La batalla en el CAE contra el Covid-19, para salvar vidas (II)
Prosa Aprisa/Por Arturo Reyes Isidoro.
Comentaba ayer que, en el octavo día de mi internamiento, cuando una joven médica me anunció por la mañana que me iría a mi casa más tarde, al ver mi reacción de grata sorpresa me preguntó, ¿o qué, ya no se quiere ir? Pues como que ya me está gustando estar aquí, le respondí con la más ligera sonrisa que las fuerzas me permitían.
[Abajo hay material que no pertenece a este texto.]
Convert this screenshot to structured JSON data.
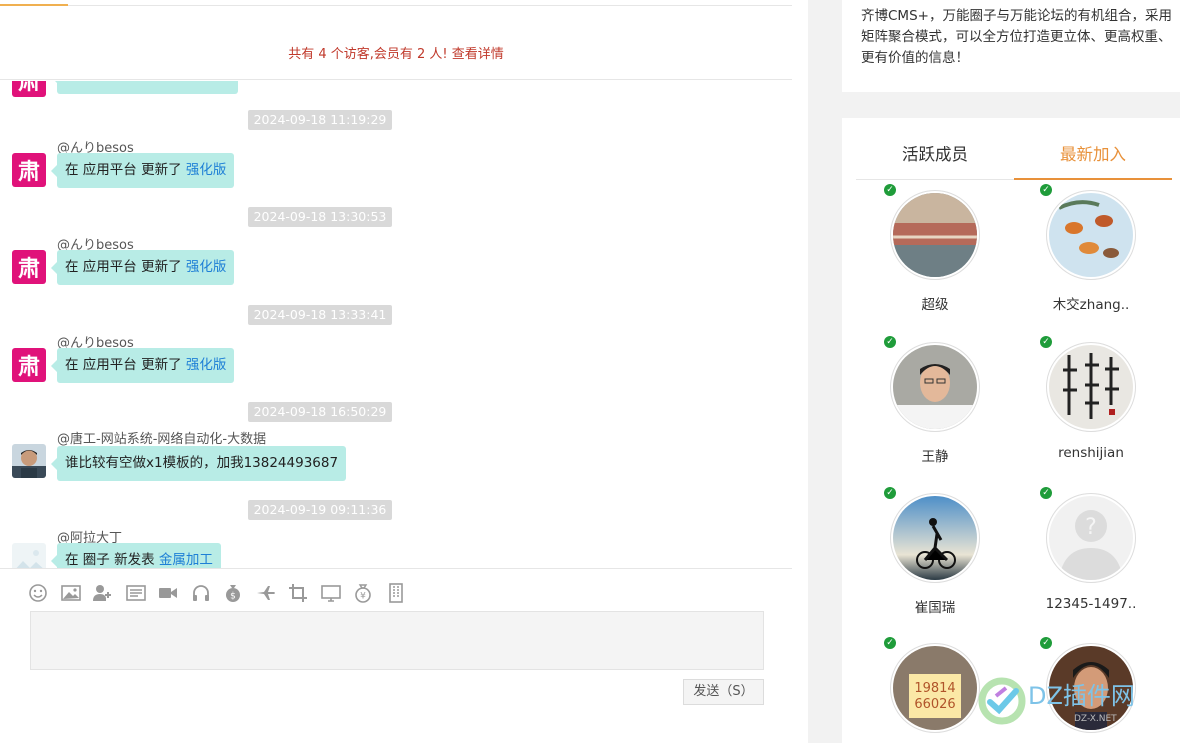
{
  "visitor_bar": {
    "text": "共有 4 个访客,会员有 2 人! ",
    "link": "查看详情"
  },
  "messages": [
    {
      "time": "2024-09-18 11:19:29",
      "user": "@んりbesos",
      "avatar": "shu-logo",
      "prefix": "在 应用平台 更新了 ",
      "link": "强化版"
    },
    {
      "time": "2024-09-18 13:30:53",
      "user": "@んりbesos",
      "avatar": "shu-logo",
      "prefix": "在 应用平台 更新了 ",
      "link": "强化版"
    },
    {
      "time": "2024-09-18 13:33:41",
      "user": "@んりbesos",
      "avatar": "shu-logo",
      "prefix": "在 应用平台 更新了 ",
      "link": "强化版"
    },
    {
      "time": "2024-09-18 16:50:29",
      "user": "@唐工-网站系统-网络自动化-大数据",
      "avatar": "photo-man",
      "prefix": "谁比较有空做x1模板的，加我13824493687",
      "link": ""
    },
    {
      "time": "2024-09-19 09:11:36",
      "user": "@阿拉大丁",
      "avatar": "placeholder-image",
      "prefix": "在 圈子 新发表 ",
      "link": "金属加工"
    }
  ],
  "avatar_glyph": "肃",
  "toolbar_icons": [
    "smiley-icon",
    "image-icon",
    "add-user-icon",
    "card-icon",
    "video-icon",
    "headphones-icon",
    "money-bag-icon",
    "plane-icon",
    "crop-icon",
    "monitor-icon",
    "yen-bag-icon",
    "building-icon"
  ],
  "send_label": "发送（S）",
  "intro_text": "齐博CMS+，万能圈子与万能论坛的有机组合，采用矩阵聚合模式，可以全方位打造更立体、更高权重、更有价值的信息！",
  "tabs": [
    {
      "label": "活跃成员",
      "active": false
    },
    {
      "label": "最新加入",
      "active": true
    }
  ],
  "members": [
    {
      "name": "超级",
      "pic": "building-photo"
    },
    {
      "name": "木交zhang..",
      "pic": "birds-photo"
    },
    {
      "name": "王静",
      "pic": "man-photo"
    },
    {
      "name": "renshijian",
      "pic": "calligraphy-photo"
    },
    {
      "name": "崔国瑞",
      "pic": "cyclist-photo"
    },
    {
      "name": "12345-1497..",
      "pic": "default-avatar"
    },
    {
      "name": "",
      "pic": "number-sign-photo",
      "pic_text_1": "19814",
      "pic_text_2": "66026"
    },
    {
      "name": "",
      "pic": "portrait-photo"
    }
  ],
  "watermark": {
    "text": "DZ插件网",
    "sub": "DZ-X.NET"
  },
  "colors": {
    "accent": "#e8913a",
    "bubble": "#b8ece6",
    "link": "#1e7fd6",
    "visitor": "#c0392b",
    "logo": "#e0127a",
    "online": "#1f9c3a"
  }
}
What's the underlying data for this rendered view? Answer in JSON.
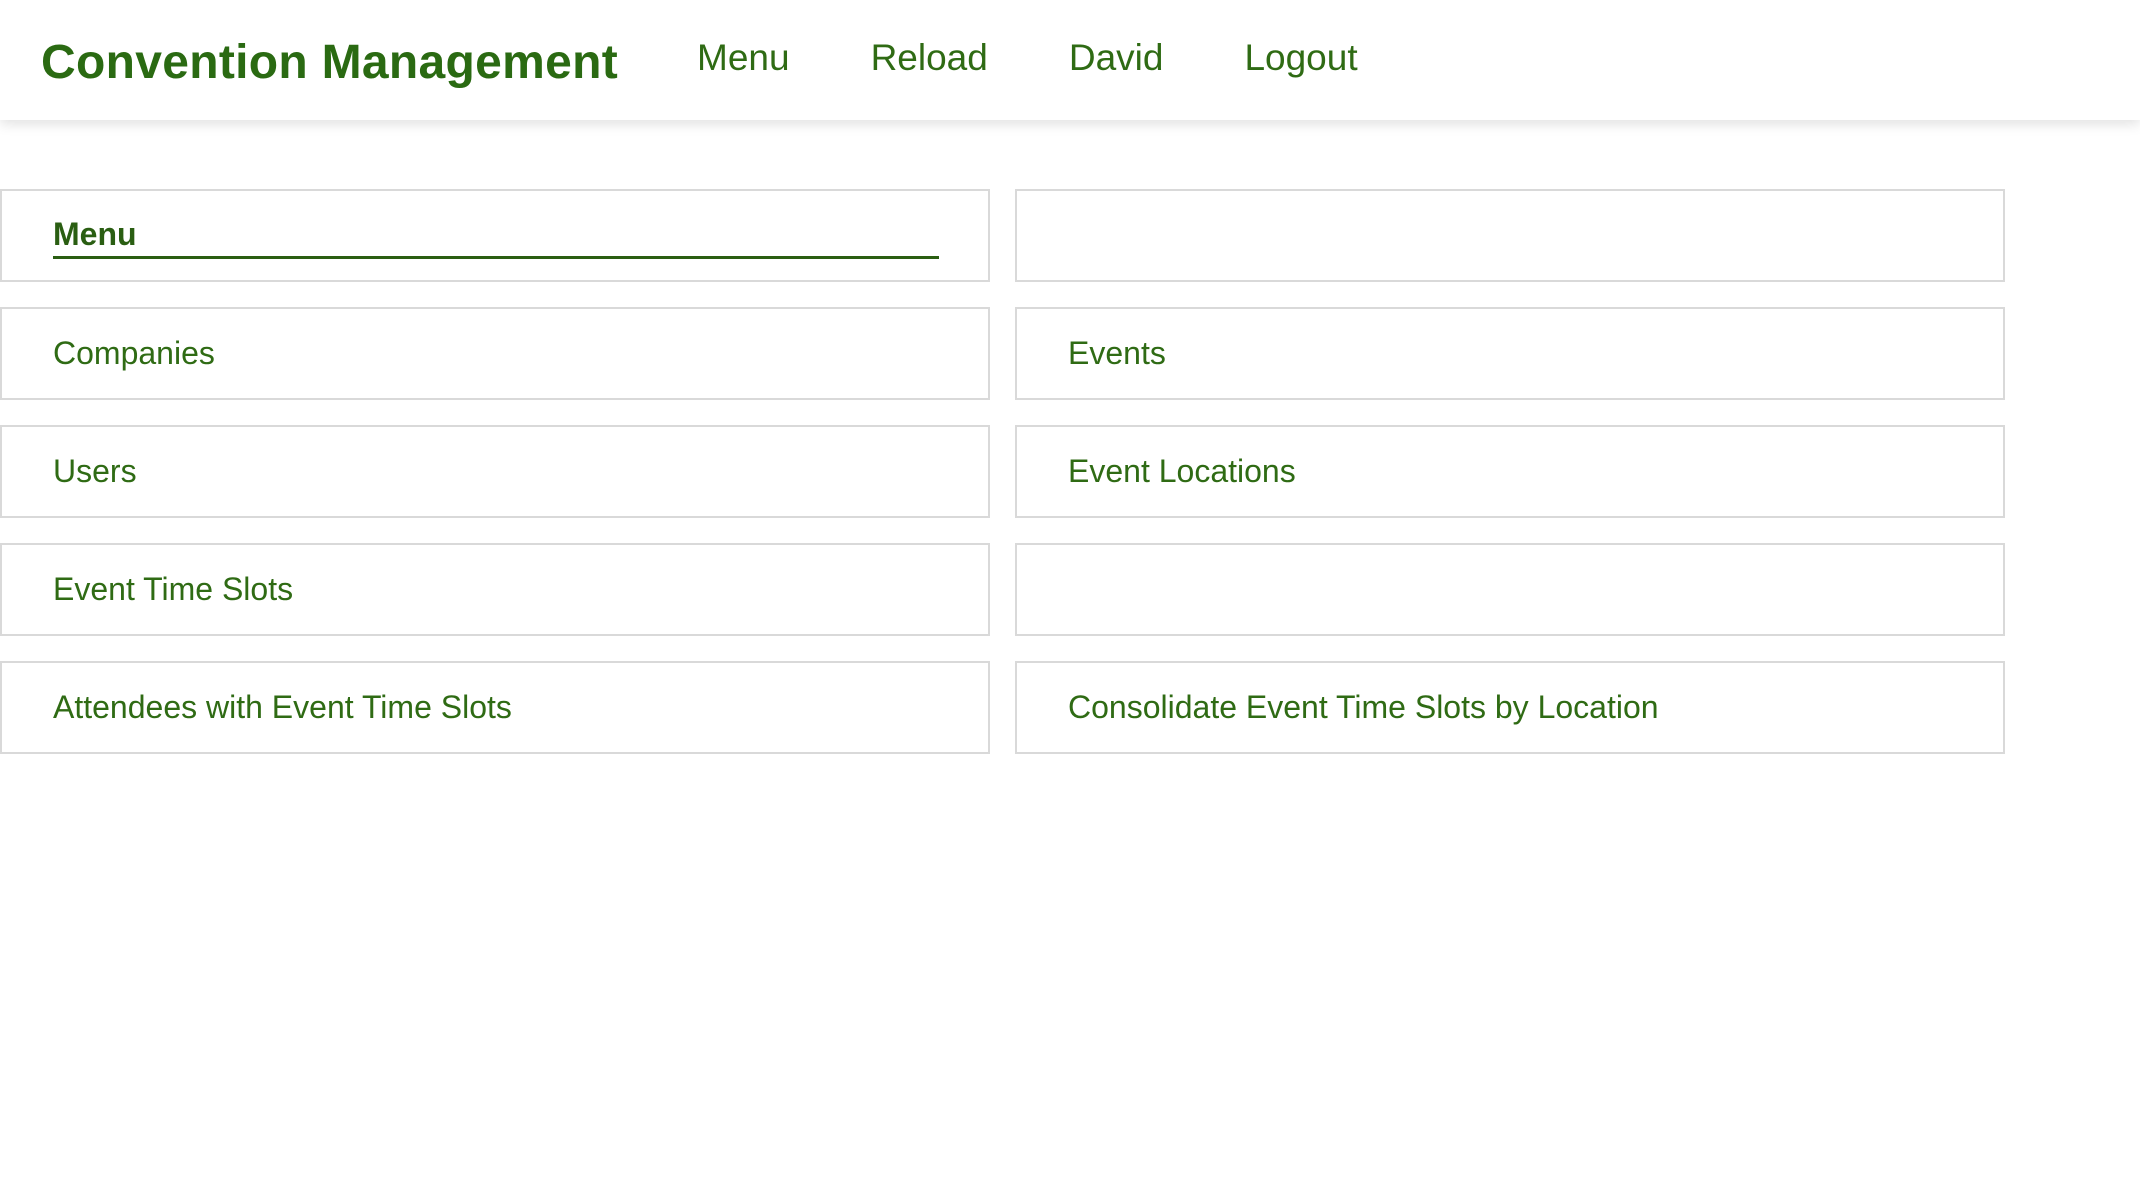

Trataba de tomar las cosas por su lado positivo. Estaba acostado, puntualmente me llevaban mis alimentos al pie de la cama, no tenía que ir al baño para hacer mis necesidades fisiológicas porque hasta la cama me llevaban el bote para orinar o el “cómodo” para defecar, ¡me bañaban acostado en la cama!, periódicamente cambiaban la ropa de la cama sin necesidad de que me parara (ya tienen una gran habilidad para hacerlo y en unos cuantos minutos), una enfermera incluso me ponía crema en mi rostro, en mi cuerpo, podía leer porque me permitían encender una lámpara a la hora que quisiera, me alzaban la cabecera de la cama para que estuviera más cómodo y pudiera hacerlo, estaba en forma permanente bajo clima artificial (cuando me dio frío me resolvieron el problema rápido con cobijas), repetidamente me decían que si necesitaba algo que les dijera, me preguntaban periódicamente si sentía algún dolor. ¿Podía pedir algo más?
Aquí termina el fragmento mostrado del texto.